Art by Brianna McCarthy: A Woman's Worth

Posted 12/16/2010 by 8Track Honey in Labels: , , , , , , , , , , , , , ,

“We wanted to get you the doll but the store sold out of the black ones.” 

I was well acquainted with “Christie” when I was a child; it was imperative to my mother for me to only own the “black Barbie” as opposed to her blond-haired blue-eyed counterpart. I always found this unfair because all of my dolls looked alike except for their separate outfits and respective functions, but my mother wanted my standards of beauty to be set by images that resembled both me and my culture, and although this may have not been the best method to do so, her intentions were in the right place.

Every female image I was surrounded by set forth a philosophy that was all but normal, classifying beauty by unrealistic standards concerning weight, height, skin color, and hair texture. Not only are women criticized by the physical attributes that we are born with, we are also forced to endure the lashing tongues of the prejudice within our own cultures.

For years I thought that these types of commercial propaganda only affected little black girls like me, but it was ignorant to think so. As I grew older and our society grew into the millennium the female image transformed: clothes became tighter and more revealing, hair straighter, heels higher and the popular skin color of preference became a frightening shade of Ritz cracker…tan but not "too" dark. With time I became introduced to women of different nationalities, ethnicities and cultures to find that not only were they under the same pressures that I had been dealing with my entire life, they were subject to the same unrealistic standards of beauty. Not to be confused, all of these women are gorgeous, but it was the ugly images in the media that made them feel insecure about all of the traits that make them uniquely beautiful. Scrutinized for anything from the size of their waist, feet and face; crease in their eyelids, arch in their nose, texture of their hair, and the shade of their skin tone down to the amount of skin they choose to reveal.

I remember an instance where I was sitting next to a group of Indian women who were interrupted by an American man who asked where they were from, and after receiving their  response he inquired further, “If ya’ll are from India, why are you so dark?” The key is not only his question but his tone when he said it, his temperament revealed that he had prejudices toward darker skin. This particular situation took me back to my first semester in college, where I watched a friend obsessively apply “all-natural skin lightener” to her face in the hopes of being seen as more attractive, never mind that she was already beautiful, she felt that by lightening her skin tone she would achieve the image she felt everyone else wanted her to have.

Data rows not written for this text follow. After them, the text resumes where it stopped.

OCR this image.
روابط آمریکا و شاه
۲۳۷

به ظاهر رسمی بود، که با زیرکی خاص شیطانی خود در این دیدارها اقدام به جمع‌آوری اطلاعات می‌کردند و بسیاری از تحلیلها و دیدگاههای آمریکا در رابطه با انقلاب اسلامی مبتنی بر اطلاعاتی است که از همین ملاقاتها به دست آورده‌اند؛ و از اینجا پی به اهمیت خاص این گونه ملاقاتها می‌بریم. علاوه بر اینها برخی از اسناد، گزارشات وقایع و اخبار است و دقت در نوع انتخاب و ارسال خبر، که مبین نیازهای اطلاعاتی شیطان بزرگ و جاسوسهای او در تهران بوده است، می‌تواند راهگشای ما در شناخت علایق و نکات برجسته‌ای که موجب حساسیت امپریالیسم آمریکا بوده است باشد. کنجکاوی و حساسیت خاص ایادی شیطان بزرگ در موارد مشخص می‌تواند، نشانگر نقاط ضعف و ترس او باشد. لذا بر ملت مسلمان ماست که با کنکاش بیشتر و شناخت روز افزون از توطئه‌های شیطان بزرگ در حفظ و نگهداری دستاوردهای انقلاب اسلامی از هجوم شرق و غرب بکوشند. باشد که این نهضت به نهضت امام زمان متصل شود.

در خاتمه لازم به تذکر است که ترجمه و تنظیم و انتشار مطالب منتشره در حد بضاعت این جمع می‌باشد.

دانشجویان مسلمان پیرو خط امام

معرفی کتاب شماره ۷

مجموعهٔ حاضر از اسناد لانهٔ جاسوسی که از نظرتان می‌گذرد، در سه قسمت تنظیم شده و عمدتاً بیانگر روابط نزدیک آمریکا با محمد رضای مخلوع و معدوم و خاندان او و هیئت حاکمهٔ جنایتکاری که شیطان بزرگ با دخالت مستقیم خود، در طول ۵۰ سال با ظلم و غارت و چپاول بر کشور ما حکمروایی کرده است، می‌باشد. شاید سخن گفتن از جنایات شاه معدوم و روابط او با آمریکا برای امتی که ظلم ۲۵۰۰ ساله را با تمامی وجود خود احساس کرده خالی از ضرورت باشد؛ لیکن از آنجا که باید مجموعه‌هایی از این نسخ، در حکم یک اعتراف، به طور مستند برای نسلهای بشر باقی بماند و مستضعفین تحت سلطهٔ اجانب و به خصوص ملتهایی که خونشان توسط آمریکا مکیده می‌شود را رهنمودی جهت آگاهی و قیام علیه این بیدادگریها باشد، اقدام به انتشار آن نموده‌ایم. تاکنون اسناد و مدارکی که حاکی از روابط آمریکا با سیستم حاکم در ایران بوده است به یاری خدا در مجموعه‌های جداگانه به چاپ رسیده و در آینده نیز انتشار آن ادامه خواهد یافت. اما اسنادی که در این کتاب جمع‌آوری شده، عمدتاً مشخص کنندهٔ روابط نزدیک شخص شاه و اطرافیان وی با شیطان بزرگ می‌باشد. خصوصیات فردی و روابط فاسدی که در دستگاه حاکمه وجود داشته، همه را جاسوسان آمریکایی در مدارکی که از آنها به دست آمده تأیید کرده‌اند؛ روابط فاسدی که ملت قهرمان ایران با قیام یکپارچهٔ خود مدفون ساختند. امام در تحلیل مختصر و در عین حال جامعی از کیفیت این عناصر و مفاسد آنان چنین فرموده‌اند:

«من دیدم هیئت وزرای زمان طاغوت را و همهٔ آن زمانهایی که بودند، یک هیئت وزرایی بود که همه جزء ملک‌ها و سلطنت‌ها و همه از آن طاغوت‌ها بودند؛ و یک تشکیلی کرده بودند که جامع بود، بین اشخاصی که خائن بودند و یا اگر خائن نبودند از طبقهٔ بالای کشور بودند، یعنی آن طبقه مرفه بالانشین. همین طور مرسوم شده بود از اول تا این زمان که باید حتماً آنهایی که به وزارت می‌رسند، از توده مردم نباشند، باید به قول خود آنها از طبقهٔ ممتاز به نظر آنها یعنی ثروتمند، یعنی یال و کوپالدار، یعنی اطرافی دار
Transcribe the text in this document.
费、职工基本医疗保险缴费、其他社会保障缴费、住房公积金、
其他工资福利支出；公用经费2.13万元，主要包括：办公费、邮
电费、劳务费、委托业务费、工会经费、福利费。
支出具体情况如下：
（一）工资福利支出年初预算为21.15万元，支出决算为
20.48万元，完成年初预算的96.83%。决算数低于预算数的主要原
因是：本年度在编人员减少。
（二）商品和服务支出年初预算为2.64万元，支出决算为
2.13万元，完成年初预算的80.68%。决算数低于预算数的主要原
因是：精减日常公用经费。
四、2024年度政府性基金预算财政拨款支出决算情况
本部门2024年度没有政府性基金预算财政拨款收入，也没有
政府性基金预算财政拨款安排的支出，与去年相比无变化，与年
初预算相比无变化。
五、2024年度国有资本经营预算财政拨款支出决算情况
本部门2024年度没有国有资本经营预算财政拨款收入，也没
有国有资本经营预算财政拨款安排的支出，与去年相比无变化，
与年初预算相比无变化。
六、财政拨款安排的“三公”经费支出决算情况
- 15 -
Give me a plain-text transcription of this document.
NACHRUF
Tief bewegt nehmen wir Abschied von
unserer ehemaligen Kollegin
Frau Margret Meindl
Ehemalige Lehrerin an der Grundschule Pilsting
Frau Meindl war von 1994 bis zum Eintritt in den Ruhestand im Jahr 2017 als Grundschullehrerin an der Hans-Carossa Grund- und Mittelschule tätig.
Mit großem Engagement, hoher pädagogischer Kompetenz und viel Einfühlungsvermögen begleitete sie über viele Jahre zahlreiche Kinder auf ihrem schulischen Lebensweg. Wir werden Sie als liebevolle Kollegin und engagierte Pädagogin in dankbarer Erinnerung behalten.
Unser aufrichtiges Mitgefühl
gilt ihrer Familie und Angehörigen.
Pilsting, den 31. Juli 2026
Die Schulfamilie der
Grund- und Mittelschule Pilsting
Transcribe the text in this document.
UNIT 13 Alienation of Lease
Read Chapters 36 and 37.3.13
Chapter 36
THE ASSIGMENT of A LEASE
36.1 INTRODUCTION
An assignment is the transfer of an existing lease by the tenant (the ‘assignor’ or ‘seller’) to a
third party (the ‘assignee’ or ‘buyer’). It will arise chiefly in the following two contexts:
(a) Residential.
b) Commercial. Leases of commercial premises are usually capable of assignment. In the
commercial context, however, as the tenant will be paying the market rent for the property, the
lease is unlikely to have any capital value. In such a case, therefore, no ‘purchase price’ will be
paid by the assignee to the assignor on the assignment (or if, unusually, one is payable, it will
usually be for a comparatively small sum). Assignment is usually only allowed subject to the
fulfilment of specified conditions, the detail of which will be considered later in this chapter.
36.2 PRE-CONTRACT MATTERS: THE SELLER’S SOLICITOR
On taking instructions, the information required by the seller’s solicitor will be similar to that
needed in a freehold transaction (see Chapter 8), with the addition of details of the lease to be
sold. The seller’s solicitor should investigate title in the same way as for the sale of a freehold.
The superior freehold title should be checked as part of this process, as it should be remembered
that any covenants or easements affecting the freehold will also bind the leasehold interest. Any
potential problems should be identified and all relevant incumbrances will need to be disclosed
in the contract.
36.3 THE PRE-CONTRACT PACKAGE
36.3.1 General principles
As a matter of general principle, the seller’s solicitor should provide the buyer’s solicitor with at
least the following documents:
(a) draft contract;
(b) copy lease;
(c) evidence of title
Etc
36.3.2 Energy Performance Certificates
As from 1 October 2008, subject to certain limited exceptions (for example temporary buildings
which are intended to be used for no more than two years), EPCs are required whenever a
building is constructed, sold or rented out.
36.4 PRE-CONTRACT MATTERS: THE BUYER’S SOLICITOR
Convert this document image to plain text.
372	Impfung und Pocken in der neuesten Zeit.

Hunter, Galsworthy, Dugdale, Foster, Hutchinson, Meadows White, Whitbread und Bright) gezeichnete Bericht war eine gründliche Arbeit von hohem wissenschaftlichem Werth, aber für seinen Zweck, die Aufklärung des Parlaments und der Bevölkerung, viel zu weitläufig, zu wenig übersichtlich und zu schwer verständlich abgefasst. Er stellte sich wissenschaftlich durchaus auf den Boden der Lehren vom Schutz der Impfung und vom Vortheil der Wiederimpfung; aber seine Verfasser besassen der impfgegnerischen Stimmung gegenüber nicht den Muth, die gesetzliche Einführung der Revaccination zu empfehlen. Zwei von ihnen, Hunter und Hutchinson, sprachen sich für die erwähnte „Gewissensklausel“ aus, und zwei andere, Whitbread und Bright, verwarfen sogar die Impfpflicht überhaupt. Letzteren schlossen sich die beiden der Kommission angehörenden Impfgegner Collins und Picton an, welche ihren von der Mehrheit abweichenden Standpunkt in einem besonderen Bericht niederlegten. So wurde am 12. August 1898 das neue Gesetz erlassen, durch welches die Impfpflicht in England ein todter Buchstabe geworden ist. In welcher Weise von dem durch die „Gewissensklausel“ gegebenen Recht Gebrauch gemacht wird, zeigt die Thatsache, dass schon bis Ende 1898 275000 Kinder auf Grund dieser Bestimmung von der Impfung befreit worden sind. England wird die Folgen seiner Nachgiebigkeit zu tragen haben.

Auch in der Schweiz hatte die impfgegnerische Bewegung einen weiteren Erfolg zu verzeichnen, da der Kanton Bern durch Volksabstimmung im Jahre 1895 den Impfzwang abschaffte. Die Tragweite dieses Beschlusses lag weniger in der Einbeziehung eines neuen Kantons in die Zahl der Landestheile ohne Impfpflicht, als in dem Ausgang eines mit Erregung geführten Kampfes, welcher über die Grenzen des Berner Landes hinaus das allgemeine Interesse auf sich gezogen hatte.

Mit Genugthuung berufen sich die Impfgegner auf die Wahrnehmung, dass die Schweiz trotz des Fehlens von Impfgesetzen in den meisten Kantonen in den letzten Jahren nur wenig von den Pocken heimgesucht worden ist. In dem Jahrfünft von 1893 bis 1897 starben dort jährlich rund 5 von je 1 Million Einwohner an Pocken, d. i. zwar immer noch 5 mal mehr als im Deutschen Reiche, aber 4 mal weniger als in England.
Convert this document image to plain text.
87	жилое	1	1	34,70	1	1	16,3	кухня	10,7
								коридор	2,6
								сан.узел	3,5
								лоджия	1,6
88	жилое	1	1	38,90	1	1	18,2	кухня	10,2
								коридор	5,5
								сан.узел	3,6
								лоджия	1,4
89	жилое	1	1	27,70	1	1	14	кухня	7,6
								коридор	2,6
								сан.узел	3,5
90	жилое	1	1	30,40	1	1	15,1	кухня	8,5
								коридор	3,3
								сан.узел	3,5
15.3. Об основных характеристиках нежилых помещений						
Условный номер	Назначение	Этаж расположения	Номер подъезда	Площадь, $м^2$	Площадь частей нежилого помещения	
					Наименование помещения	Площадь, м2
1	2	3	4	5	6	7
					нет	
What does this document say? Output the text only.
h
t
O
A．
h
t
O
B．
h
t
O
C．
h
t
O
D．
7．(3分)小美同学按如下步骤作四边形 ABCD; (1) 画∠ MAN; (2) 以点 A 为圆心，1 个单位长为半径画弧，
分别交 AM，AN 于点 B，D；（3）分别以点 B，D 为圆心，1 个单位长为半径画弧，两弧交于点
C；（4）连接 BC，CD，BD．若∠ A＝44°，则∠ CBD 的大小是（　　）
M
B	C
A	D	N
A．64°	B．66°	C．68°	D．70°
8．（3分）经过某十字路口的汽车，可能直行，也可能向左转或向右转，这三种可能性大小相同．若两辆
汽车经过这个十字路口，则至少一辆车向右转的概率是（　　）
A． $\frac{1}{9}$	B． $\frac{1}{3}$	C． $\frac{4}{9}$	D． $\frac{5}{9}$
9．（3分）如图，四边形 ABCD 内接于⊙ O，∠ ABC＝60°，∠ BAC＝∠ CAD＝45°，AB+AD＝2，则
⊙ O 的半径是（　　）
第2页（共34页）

Barbie is merely plastic; sex symbols photoshopped and public figures airbrushed, but all of these fabrications shape our perceptions of others. We are setting standards of beauty by something that doesn’t naturally exist; furthermore, a woman’s worth is foolishly set by her attractiveness to the opposite sex. This comes from a time when a woman’s main purpose in life was to be married, so she was forced to spend every moment of her  youth preparing to be a wife and "suitable" prospect. These practices are still prevalent today but completely distorted, and with both sexes under similar pressures it’s hard to break away from them, but we must understand that they aren’t imposed by some unseen force, they are created and fostered by us.

What if a woman’s worth was determined by all that she is within before all that she appears to be based on opinion? What if she began to require the respect she deserves? What if, instead of being picked away by the eyes spectators she is judged by her actions, the words that leave her mouth, the character within her heart, and what she strives for throughout her life?

Its inspiring work like Brianna McCarthy’s that can bring us all back to reality.

Brianna McCarthy, based in Trinidad & Tobago creates art that exemplifies the beauty of diversity. Fueled by the people of the island in which she dwells she uses watercolors, graphite and paper to tell a story which at face value may convey an exaltation of outer beauty, but when examined deeper divulges the uniqueness of inner beauty. Imperfectly shaped eyes speak more for her characters than their words ever could, they evoke a sense of pride and confidence that every woman should have within herself and when interacting with other women. My favorite works are her collections of busts, despite their skin color and hair texture they tell a story that can relate to every woman; bound by a simple white backdrop, each figure declares their true worth, undetermined by fabricated images and the opinions of men.

To learn about Brianna McCarthy and discover more of her work visit Passion.Fruit.

“Aerodynamically, the bumble bee shouldn't be able to fly, but the bumble bee doesn't know it so it goes on flying anyway.”

8<3 Track Honey

2 comment(s) to... “Art by Brianna McCarthy: A Woman's Worth”


Samantha said...

Brianna's work is indeed refreshing. Even the poses that she uses seem to depict a woman in question...whatever the image seems to be questioning....her beauty, her place in life, her self worth?
I am following her work closely.

Anonymous said...

Wonderful statement, a millennial commentary. "Women" inclusive. Thanx.